Richard Ewen Borcherds (geb. 29.11.1959) ist seit 1996 "Royal Society research professor" am Fachbereich für Reine Mathematik und Mathematische Statistik an der Universität Cambridge, Großbritannien (Department of Pure Mathematics and Mathematical Statistics, D.P.M.M.S.). Borcherds hat sein akademisches Leben bisher in Cambridge und Berkeley verbracht. Nach Studium und Promotion (1985) in Cambridge wurde er Fellow am Trinity-College und ging 1987 als "Assistant Professor" an die University of California in Berkeley, um Ende 1988 als Fellow der Royal Society wieder nach Cambridge zurückzukehren. Seit Ende 1993 ist er Professor in Berkeley, zur Zeit aber beurlaubt, um seine Professur in Cambridge wahrzunehmen.

Maxim Kontsevich

Maxim Kontsevich hat sich in der Reinen Mathematik sowie in der Theoretischen Physik durch einflußreiche Ideen und tiefliegende Einsichten einen Namen gemacht. Arbeiten der Physiker Richard Feynman sowie Edward Witten haben ihn beeinflußt. Kontsevich ist Experte in der sogenannten String-Theorie und der Quantenfeldtheorie. Bekannt geworden ist er durch Arbeiten zu vier Problemen aus der Geometrie. So gelang es ihm, eine Vermutung von Witten zu beweisen und die mathematische Äquivalenz zweier Modelle der sogenannten Quantengravitation aufzuzeigen. Quantengravitation ist ein Zwischenschritt auf dem Weg zur "Weltformel". Sie harmonisiert die physikalischen Theorien des Makrokosmos (Massenanziehung) und des Mikrokosmos (Kräfte unter Elementarteilchen). Ein anderes Resultat von Kontsevich betrifft die Knotentheorie. Mathematiker verstehen unter Knoten das gleiche wie normale Menschen: Verzwirbelte Schnüre wie Segelknoten und Schnürsenkel (mit dem Unterschied, daß in der Mathematik die losen Enden der Senkel stets verbunden sind). Die Zahl der Knoten ist unübersehbar. Eine zentrale Frage der Knotentheorie ist nun: welche der vielen Knoten sind "äquivalent", mit anderen Worten: welche Knoten können allein durch Drehungen und Verbiegungen ineinander überführt werden, ohne daß man eine Schere zur Hilfe nimmt? Die Frage ist noch unbeantwortet, obwohl sie bereits Anfang des Jahrhunderts aufkam. Man weiß noch nicht einmal, welche Knoten sich "auflösen" lassen, also in eine einfache Schlinge ohne Knoten überführt werden können. Die Mathematiker suchen nach einer Klassifizierung aller Knoten: Jedem Knoten soll eine Zahl oder Funktion zugeordnet werden; äquivalente Knoten erhalten dabei die gleiche Zahl; Knoten, die sich nicht ineinander durch Verbiegungen überführen lassen, müssen verschiedene Nummern bekommen. Eine solche Charakterisierung der Knoten ist noch nicht geschafft. Kontsevich hat die bislang beste "Knoteninvariante", wie diese Funktionen heißen, gefunden. Zwar gehört die Knotentheorie zur reinen Mathematik, doch scheint es Anwendungen in den Naturwissenschaften zu geben. So tauchen Knotenstrukturen in der Kosmologie, der Statistischen Mechanik und der Genetik auf.

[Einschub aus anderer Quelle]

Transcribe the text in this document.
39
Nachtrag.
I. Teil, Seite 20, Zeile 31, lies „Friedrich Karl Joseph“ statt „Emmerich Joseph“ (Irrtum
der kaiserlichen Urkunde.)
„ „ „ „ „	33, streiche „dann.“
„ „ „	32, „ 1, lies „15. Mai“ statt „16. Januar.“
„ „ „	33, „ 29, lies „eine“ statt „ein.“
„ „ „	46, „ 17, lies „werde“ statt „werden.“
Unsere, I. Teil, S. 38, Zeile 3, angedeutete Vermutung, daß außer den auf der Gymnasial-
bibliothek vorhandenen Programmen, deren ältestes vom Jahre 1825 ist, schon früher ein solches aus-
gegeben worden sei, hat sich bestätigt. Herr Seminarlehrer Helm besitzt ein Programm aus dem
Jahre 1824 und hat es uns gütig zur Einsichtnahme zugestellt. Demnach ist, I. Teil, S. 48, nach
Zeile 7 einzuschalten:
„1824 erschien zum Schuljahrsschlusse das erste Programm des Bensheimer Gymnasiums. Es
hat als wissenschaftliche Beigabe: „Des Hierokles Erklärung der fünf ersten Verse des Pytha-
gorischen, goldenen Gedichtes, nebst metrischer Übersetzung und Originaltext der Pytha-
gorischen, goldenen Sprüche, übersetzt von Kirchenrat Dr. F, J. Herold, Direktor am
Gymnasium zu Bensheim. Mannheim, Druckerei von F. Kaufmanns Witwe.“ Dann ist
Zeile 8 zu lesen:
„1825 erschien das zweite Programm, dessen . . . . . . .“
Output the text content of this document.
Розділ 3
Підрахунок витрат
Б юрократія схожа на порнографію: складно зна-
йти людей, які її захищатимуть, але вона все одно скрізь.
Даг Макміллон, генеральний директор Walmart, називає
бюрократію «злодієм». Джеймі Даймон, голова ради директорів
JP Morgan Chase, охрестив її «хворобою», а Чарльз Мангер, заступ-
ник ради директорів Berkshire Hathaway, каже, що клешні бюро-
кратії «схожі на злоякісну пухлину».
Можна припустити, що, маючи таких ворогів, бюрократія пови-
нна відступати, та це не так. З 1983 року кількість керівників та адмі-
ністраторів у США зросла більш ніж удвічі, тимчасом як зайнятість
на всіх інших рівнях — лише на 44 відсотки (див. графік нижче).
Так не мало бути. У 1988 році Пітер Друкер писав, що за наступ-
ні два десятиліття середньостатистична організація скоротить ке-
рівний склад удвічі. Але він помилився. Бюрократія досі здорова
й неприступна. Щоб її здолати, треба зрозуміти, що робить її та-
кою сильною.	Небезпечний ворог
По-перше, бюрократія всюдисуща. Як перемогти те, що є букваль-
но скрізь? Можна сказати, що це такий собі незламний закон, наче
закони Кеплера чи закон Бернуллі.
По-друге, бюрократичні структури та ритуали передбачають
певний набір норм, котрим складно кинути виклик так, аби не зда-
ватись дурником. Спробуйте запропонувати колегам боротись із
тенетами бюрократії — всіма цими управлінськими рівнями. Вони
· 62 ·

Maxim Kontsevich (geb. 25.8.1964) ist Professor am Institute des Hautes Études Scientifiques (I.H.E.S.) bei Paris sowie Visiting Professor an der Rutgers University in New Brunswick (USA). Nach dem Studium an der Moskauer Universität und erster Forschungstätigkeit am dortigen "Institut für Probleme der Informationsverarbeitung" wurde er 1992 an der Universität Bonn promoviert. Danach führten ihn Einladungen an die Harvard University, nach Princeton, Berkeley und Bonn. Seit 1995 ist er am I.H.E.S. tätig.

William Timothy Gowers

William Timothy Gowers hat wesentliche Beiträge in der Funktionalanalysis geliefert und dabei reichen Gebrauch von Methoden aus der Kombinatorik gemacht. Diese zwei Gebiete haben nur wenig miteinander zu tun, und ein großes Verdienst von Gowers ist es, sie fruchtbar verbunden zu haben. Funktionalanalysis und Kombinatorik haben gemeinsam, daß viele der Probleme aus diesen Gebieten leicht zu formulieren, aber äußerst schwer zu lösen sind. Gowers hat durch ausgefeilte mathematische Konstruktionen einige Vermutungen des berühmten polnischen Mathematikers Stefan Banach (1892 - 1945) beweisen können, darunter das sogenannte "Problem der unbedingten Basen". Banach galt als Exzentriker, der lieber im Café als in seinem Büro an der Universität Lemberg (Lwów) arbeitete. In den 20er und 30er Jahren entstand im "Schottischen Café" eine Kladde, die Probleme der Funktionalanalysis umfaßte. Sie wurde später als das "Schottische Buch" bekannt. Gowers hat wesentliche Beiträge vor allem zur Theorie der Banachräume geliefert. Banachräume sind Mengen, deren Elemente nicht Zahlen sind, sondern kompliziertere mathematische Objekte wie Funktionen, Maße oder Operatoren. Mit ihnen läßt sich in Banachräumen aber ähnlich wie mit Zahlen rechnen. Anwendung finden diese Objekte zum Beispiel in der Quantenphysik. Eine zentrale Frage unter Mathematikern und Physikern ist, welche inneren Strukturen diese Räume aufweisen, beispielsweise, wieviele Symmetrien sie enthalten (ob sie also unter Drehungen und Spiegelungen selbstähnlich bleiben). Gowers gelang es, einen Banachraum zu konstruieren, der fast keine Symmetrien besitzt. Diese Konstruktion dient seither als raffiniertes Gegenbeispiel für viele Vermutungen aus der Funktionalanalysis, darunter das Hyperebenen-Problem und das Schröder-Bernstein-Problem für Banachräume. Durch Gowers' Vorarbeit ließ sich eines der berühmtesten Probleme der Funktionalanalysis, das sogenannte "Problem der homogenen Räume" lösen. Vor einem Jahr machte Gowers in der Kombinatorik auf sich aufmerksam, als er zu einem Theorem des Mathematikers Emre Szemerédi einen neuen Beweis lieferte, der kürzer und eleganter als die ursprüngliche Argumentation war. Eine solche Leistung setzt ein äußerst tiefes mathematisches Verständnis voraus.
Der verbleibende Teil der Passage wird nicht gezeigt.